We will use the flights
data from seaborn to calculate and shade the confidence interval.
# import package
import seaborn as sns
# sample data
flights = sns.load_dataset("flights")
flights.head()
# output
year month passengers
0 1949 Jan 112
1 1949 Feb 118
2 1949 Mar 132
3 1949 Apr 129
4 1949 May 121
Calculate the 95% confidence interval using pandas groupby
function,
# import package
import pandas as pd
import numpy as np
import matplotlib.pyplot as plt
# calculate upper and lower 95% confidence interval
df = flights.groupby(["year"])['passengers'].describe()[["count", "mean", "std"]].reset_index()

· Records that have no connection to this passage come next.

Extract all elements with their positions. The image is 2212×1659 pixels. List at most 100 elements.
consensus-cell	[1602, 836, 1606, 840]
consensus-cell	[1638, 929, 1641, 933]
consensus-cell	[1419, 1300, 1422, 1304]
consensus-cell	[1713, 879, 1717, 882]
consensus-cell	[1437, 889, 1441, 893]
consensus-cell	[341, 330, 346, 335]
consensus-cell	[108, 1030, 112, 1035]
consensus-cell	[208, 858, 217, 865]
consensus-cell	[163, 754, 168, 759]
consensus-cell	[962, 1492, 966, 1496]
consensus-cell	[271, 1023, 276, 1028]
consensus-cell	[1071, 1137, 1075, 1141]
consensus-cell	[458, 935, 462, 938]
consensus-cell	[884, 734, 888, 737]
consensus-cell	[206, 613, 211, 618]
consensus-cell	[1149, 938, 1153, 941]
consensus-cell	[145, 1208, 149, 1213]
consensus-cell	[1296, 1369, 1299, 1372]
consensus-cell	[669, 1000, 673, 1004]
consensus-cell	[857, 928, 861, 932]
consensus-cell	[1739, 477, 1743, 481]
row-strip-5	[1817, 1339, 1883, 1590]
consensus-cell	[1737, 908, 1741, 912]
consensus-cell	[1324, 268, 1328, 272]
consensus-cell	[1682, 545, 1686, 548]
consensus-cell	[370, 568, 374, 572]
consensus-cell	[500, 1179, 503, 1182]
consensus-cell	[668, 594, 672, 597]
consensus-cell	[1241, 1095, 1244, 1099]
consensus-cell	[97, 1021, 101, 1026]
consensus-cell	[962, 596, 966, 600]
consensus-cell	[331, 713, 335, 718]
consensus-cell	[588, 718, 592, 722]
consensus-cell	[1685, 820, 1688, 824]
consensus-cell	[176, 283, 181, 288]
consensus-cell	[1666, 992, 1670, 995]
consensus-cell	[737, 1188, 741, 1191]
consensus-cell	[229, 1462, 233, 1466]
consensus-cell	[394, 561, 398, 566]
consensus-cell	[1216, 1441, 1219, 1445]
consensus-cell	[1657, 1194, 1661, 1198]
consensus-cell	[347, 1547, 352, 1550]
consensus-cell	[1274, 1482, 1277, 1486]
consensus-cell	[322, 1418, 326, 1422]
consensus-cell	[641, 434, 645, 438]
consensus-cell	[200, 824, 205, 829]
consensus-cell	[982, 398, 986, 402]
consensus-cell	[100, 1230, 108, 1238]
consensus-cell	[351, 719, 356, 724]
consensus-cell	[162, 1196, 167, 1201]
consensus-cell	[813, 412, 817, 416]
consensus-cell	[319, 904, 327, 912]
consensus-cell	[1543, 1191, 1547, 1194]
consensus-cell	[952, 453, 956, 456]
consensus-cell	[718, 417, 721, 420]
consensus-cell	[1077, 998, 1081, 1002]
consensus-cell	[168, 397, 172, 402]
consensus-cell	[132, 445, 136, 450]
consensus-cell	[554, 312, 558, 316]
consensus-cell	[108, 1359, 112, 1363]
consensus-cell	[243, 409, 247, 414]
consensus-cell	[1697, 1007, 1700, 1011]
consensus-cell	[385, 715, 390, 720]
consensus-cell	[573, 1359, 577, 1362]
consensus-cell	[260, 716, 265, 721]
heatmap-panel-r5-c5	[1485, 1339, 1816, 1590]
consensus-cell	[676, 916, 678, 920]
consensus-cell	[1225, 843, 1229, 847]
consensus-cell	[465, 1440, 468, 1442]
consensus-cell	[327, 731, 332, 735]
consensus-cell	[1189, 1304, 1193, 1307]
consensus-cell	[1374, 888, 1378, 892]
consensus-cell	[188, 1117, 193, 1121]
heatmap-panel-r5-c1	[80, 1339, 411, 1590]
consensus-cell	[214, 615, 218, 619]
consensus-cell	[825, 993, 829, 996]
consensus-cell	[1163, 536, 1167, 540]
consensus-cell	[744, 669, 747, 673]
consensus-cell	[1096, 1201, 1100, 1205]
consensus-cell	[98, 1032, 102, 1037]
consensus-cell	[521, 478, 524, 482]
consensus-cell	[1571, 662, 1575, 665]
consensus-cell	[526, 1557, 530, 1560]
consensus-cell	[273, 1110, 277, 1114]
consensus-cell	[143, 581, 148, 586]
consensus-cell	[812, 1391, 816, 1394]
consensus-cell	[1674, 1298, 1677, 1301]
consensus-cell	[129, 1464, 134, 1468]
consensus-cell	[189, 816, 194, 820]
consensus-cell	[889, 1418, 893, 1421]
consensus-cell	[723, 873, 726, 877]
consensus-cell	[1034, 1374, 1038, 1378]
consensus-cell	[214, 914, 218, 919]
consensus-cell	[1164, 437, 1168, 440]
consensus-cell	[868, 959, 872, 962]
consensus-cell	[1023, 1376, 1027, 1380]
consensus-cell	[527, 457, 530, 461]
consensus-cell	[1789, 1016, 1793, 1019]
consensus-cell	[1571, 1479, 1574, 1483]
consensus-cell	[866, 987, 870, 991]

df["lower_ci"] = df["mean"] - 1.96*(df["std"]/np.sqrt(df["count"]))
df["upper_ci"] = df["mean"] + 1.96*(df["std"]/np.sqrt(df["count"]))
df.head()
# output
year count mean std lower_ci upper_ci
0 1949 12.0 126.666667 13.720147 118.903763 134.429570
1 1950 12.0 139.666667 19.070841 128.876323 150.457011
2 1951 12.0 170.166667 18.438267 159.734235 180.599098
3 1952 12.0 197.000000 22.966379 184.005548 209.994452
4 1953 12.0 225.000000 28.466887 208.893343 241.106657
Plot and shade the 95% confidence interval,
# import package
import matplotlib.pyplot as plt
plt.plot(df["mean"], label='Mean')
plt.plot(df["lower_ci"],'-b', label='Upper CI')
plt.plot(df["upper_ci"],'-r', label='Lower CI')
plt.fill_between(df["mean"], df["lower_ci"], df["upper_ci"], )
plt.legend()
plt.show()
You can see that the 95% confidence interval is shaded using the fill_between
function from the matplotlib.
3 Regression plot
In addition to the line plot, you can also plot the confidence interval for the regression plot (scatter plot with linear regression line).
# import package
import seaborn as sns
import matplotlib.pyplot as plt
# sample data
mpg = sns.load_dataset("mpg")
mpg.head()
# output
mpg cylinders displacement horsepower weight acceleration model_year origin name
0 18.0 8 307.0 130.0 3504 12.0 70 usa chevrolet chevelle malibu
1 15.0 8 350.0 165.0 3693 11.5 70 usa buick skylark 320
2 18.0 8 318.0 150.0 3436 11.0 70 usa plymouth satellite
3 16.0 8 304.0 150.0 3433 12.0 70 usa amc rebel sst
4 17.0 8 302.0 140.0 3449 10.5 70 usa ford torino
Create a scatter plot between weight
and mpg
variables, and add a regression line with 95% confidence interval
# import package
import seaborn as sns
import matplotlib.pyplot as plt
# create regression plot with confidence interval
sns.regplot(data=mpg, x="weight", y="mpg",ci=95, line_kws=dict(color="r"))
plt.show()
The 95% confidence interval (the shaded region around the red line) for the regression plot is calculated using the bootstrap method (the dataset is randomly resampled with a replacement for a certain number of times, and statistics are calculated from the bootstrap sampling).